The trio has blended in well to form a high-energy team that cheers together in the dugout, comes focused to every practice and even spends time together away from team activities. Every time the defense takes the field, Gray and Sizemore meet each other to tap gloves as a sign of team support.

"I would say that us bonding so much, I feel like has led us to trust each other very well and I feel like trust has led us really far because then we trust each other," Sizemore said. "If I don't get the job done, I know that she'll (Edwards) get the job done."
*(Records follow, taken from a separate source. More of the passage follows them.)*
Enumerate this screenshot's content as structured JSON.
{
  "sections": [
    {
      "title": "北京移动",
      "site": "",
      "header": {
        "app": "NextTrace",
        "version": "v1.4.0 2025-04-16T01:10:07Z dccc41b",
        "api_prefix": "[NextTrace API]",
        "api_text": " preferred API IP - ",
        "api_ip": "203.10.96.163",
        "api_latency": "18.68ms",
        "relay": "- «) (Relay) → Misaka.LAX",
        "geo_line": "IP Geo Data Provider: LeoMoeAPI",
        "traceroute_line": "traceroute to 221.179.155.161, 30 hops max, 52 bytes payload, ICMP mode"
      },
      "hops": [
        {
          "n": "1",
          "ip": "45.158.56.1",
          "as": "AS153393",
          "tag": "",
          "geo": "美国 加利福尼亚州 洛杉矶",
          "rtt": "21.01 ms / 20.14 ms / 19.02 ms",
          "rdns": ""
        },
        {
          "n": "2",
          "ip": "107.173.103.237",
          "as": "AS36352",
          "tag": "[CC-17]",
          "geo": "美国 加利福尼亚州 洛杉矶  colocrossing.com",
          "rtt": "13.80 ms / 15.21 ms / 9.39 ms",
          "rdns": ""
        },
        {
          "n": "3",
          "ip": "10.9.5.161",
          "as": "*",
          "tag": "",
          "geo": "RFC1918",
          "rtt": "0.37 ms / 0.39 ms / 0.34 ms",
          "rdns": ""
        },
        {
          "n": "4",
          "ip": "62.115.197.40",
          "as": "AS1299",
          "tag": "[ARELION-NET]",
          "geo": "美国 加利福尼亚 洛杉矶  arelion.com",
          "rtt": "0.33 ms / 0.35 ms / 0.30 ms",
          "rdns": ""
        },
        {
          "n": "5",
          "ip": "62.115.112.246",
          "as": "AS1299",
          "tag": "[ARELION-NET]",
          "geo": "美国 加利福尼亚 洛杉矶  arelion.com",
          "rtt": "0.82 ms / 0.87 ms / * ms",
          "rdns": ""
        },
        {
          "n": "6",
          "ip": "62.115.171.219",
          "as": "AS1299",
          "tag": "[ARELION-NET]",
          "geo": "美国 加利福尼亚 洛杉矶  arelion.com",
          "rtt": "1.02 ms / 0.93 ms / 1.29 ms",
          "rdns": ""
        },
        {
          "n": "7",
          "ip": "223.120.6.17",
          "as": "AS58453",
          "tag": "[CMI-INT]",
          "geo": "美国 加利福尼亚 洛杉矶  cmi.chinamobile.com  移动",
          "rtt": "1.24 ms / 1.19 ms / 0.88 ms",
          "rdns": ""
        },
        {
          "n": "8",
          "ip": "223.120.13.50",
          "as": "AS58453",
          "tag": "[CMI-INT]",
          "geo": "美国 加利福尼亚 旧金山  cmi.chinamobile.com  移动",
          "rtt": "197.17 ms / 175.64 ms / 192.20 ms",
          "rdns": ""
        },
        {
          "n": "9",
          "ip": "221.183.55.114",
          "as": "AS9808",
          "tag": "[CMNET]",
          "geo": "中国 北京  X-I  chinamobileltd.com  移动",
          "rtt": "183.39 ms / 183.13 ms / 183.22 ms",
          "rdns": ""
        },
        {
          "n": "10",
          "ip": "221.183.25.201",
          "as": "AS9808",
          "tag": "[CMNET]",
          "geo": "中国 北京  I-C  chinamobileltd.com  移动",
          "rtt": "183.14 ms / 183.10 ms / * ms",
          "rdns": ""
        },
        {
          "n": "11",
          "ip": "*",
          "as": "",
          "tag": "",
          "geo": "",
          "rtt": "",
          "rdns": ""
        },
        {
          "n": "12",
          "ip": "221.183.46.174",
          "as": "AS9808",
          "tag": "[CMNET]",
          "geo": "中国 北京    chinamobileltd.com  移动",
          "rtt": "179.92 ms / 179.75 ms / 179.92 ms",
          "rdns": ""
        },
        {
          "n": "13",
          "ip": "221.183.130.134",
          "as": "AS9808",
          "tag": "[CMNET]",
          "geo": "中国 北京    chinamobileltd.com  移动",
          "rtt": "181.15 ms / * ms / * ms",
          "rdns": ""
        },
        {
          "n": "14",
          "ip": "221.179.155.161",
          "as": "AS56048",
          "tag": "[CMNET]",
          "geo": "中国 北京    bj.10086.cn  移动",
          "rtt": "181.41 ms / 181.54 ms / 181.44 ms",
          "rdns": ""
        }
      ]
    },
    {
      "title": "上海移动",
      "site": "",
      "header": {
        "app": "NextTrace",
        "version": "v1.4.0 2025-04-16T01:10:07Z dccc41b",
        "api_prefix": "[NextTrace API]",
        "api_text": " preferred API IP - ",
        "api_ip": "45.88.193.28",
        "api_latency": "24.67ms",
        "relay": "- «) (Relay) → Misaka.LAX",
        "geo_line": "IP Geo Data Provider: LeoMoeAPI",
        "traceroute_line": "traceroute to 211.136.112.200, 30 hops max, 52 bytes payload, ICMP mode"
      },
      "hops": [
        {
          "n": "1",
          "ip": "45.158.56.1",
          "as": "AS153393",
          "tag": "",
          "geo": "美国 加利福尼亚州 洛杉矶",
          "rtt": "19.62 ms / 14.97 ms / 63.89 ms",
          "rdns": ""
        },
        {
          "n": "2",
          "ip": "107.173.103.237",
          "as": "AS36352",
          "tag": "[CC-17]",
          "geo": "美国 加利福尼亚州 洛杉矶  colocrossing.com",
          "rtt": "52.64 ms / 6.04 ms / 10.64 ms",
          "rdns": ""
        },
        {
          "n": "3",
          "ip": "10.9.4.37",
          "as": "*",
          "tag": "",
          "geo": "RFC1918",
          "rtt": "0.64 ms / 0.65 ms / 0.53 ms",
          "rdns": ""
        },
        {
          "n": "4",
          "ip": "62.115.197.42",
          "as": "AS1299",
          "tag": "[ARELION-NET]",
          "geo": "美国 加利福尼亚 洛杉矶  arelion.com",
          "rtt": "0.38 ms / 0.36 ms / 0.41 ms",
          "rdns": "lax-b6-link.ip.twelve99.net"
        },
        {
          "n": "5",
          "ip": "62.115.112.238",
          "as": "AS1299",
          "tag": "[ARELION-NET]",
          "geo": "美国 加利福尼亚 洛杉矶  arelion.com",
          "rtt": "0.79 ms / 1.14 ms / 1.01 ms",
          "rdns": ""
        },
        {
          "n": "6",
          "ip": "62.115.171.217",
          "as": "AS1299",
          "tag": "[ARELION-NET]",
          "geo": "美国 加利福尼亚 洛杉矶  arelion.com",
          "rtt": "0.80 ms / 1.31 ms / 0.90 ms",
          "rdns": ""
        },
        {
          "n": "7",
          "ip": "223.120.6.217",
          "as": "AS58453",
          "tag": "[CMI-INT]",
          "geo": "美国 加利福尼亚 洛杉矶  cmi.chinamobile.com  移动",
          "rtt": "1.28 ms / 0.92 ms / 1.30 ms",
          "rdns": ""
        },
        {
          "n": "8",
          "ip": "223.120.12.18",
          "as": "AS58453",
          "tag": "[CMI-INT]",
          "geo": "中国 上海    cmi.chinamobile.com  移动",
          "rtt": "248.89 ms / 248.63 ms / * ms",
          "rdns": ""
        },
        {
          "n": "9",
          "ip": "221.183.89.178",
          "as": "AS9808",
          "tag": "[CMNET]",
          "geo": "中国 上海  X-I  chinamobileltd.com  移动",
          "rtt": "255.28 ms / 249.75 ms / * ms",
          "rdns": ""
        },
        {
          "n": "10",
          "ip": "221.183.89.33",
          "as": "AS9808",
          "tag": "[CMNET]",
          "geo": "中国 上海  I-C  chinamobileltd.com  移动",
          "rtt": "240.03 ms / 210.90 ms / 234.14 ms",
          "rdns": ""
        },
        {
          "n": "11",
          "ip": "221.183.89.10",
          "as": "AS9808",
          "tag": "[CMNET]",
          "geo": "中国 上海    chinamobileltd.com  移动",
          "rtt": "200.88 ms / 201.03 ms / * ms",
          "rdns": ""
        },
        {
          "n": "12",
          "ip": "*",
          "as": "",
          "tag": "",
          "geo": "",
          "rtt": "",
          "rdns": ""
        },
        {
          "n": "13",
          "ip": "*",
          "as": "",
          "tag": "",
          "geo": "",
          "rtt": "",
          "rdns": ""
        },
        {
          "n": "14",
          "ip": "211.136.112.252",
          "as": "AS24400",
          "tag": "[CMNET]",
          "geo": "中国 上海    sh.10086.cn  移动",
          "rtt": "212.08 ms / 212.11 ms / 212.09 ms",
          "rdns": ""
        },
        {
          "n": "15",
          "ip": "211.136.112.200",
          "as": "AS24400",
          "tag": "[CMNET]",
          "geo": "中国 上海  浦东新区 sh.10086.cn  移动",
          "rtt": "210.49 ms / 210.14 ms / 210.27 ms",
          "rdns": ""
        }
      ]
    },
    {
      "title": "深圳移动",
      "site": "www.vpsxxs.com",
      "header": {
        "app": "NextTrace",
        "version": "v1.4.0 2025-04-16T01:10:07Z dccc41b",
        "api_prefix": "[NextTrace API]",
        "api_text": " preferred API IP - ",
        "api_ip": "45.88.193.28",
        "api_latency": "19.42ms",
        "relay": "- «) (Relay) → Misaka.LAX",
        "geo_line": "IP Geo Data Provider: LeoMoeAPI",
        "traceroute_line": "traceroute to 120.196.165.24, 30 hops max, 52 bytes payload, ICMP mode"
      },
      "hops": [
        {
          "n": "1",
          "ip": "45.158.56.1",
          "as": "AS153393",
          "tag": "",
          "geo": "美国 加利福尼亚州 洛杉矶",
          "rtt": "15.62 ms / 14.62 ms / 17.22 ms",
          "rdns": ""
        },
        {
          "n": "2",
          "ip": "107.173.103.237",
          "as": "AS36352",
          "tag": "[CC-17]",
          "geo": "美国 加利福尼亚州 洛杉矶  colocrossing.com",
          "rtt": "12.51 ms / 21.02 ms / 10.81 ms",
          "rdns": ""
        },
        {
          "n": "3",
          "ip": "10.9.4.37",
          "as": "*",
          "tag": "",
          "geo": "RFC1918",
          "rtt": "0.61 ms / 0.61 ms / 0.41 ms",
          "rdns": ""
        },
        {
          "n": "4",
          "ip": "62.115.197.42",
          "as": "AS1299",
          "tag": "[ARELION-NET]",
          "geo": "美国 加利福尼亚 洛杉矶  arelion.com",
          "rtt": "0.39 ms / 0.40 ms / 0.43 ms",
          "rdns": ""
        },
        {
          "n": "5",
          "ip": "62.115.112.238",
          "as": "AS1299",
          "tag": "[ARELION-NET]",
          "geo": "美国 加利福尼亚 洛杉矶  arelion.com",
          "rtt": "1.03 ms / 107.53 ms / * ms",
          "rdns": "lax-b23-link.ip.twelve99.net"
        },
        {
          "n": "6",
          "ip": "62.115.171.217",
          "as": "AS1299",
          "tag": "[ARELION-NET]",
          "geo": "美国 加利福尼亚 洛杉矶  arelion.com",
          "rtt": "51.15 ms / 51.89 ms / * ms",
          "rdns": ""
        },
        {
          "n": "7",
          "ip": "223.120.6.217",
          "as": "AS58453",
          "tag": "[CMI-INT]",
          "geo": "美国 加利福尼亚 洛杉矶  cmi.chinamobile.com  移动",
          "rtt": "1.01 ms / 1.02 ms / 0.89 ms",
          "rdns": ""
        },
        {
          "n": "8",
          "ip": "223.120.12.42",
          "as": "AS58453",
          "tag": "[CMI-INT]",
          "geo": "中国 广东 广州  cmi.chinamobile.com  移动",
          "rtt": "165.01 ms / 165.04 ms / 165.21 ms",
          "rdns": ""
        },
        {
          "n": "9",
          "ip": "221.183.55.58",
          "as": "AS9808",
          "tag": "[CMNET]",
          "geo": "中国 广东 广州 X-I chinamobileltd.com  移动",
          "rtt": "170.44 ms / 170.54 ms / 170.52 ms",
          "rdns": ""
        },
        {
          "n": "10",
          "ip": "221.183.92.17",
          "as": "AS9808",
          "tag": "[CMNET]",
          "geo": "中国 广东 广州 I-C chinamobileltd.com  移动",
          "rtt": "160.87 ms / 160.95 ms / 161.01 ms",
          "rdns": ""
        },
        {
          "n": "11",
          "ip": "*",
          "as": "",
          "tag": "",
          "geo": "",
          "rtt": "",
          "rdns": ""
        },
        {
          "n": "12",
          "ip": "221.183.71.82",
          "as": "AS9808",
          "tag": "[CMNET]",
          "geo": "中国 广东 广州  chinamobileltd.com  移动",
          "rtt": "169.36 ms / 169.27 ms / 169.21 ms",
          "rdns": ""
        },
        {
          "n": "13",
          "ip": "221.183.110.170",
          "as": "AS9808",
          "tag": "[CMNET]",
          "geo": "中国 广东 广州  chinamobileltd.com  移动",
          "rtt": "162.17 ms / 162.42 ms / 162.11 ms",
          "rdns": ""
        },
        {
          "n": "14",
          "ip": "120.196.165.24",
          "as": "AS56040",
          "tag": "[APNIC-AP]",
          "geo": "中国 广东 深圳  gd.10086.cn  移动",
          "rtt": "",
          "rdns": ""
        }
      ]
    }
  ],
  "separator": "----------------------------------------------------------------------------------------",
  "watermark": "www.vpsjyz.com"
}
Throughout the season, the Tigers have won 12 games by double-digits, with 10 by at least 15 runs. In addition to the Page game, the biggest threats to their undefeated record came in two one-run wins over TAAC Six 5A/6A Conference runner-up Southern Guilford.

On March 4, senior Morgan Osborne's RBI triple to right field made it 6-6 and senior Gracie Hitchcock's walk-off single right after to third base won the game, 7-6, in the bottom of the seventh. Three weeks later, Ragsdale led 9-2 through 2 ½ innings, before Southern's comeback made it 11-11 to force extra innings. In the top of the eighth, Hitchcock's grounder through the 3-4 hole brought Osborne home for the game-deciding run.

"And I think during Southern, we wanted it so bad, we were a little bit overanxious, so that made us lead into other innings, but then just overall, we got the job done because we learned how to lock in and get it done," Edwards said.

The Tigers defeated Southwest, 9-6, at home on March 24 after trailing 3-1 through two innings. They hope to achieve their first-ever undefeated record, apart from going 5-0 during the canceled 2020 season.

"I would say that for me personally and for my sister and the team, we take it one game at a time," Jet said. "We are not taking anything for granted, but we are also not letting ourselves get too cocky with this. We understand that any team could take it from us, but we also understand that we can win any game that we play as long as we set our minds to it."